The new decree regulating the Worker’s Food Voucher Program, published in November 2025, had the stated objective of increasing competition and freedom of choice for beneficiaries.
In practice, however, it ended up imposing significant structural changes on a highly complex and already heavily regulated sector, with a direct impact on established business models.
This topic has been covered before in our newsletter. Nevertheless, it is worth emphasizing that, among the main changes introduced by the decree, the following stand out: full interoperability, the mandatory use of open arrangements for large operators, the limitation of fees, the reduction of financial settlement periods, and the prohibition of exclusivity clauses. Without a doubt, the granting of only 90 days for adaptation presents itself as one of the most sensitive points, insofar as it demands, in an extremely short period, large-scale contractual, operational, technological and financial restructurings.
The good news is that, last week, the Judiciary granted an injunction to a benefits operator, suspending, in relation to it, the immediate enforceability of certain obligations foreseen in the decree, including with regard to the risk of application of administrative sanctions from 10/02/2026, such as fines, cancellation of registration in the Program for Workers’ Food Assistance and possible suspension of operations.
In considering the request, the Court highlighted that the provisions of Decree No. 12,712/2025, when dealing with rate limits, financial settlement deadlines, and mandatory interoperability, may extend beyond the mere administrative organization of the program, reaching structural aspects of the benefits market. In the Judge’s understanding, although such measures may be understood as aimed at improving the functioning of the system and protecting the worker, no clear and specific legislative authorization was identified for the imposition of these obligations by decree.

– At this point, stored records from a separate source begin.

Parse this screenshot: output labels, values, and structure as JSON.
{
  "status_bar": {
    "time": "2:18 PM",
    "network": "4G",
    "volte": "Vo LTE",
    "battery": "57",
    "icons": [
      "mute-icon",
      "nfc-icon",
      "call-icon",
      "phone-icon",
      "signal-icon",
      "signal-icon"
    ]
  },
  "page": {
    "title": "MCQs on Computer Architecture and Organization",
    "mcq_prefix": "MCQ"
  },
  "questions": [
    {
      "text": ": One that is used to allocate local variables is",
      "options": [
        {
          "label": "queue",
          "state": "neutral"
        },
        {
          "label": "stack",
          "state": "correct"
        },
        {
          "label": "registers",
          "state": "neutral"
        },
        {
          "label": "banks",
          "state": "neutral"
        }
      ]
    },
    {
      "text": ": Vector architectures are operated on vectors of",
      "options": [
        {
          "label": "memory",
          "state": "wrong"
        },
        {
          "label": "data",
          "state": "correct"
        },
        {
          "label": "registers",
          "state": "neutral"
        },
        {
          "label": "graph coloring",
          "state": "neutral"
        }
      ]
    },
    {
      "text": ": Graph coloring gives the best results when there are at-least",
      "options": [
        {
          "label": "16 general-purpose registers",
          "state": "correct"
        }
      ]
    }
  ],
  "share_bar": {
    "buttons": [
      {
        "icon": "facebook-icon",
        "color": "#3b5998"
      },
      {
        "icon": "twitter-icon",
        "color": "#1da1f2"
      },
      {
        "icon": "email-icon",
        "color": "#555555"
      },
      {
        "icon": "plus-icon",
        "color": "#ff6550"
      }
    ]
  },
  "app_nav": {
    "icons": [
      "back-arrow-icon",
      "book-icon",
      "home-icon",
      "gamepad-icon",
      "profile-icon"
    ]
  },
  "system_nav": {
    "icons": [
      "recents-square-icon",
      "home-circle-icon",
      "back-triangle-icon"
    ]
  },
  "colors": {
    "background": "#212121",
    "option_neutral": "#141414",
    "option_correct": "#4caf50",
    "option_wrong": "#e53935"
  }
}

Given this scenario, the effects of the requirements were temporarily suspended in relation to the plaintiff company, until further deliberation.
From a business perspective, the case reinforces the idea that litigation should be seen as a legitimate tool for managing regulatory risk, with the judiciary potentially serving as a space for institutional balance by allowing companies to gain time for internal reorganization and mitigate potentially irreversible financial and operational impacts.
Although the decision does not automatically affect other market participants, it signals that there are relevant legal issues under discussion. More than just a one-off measure, the injunction opens up space for employers and operators to review contracts, map risks, simulate scenarios, and define strategies (administrative or judicial) with greater rationality and security.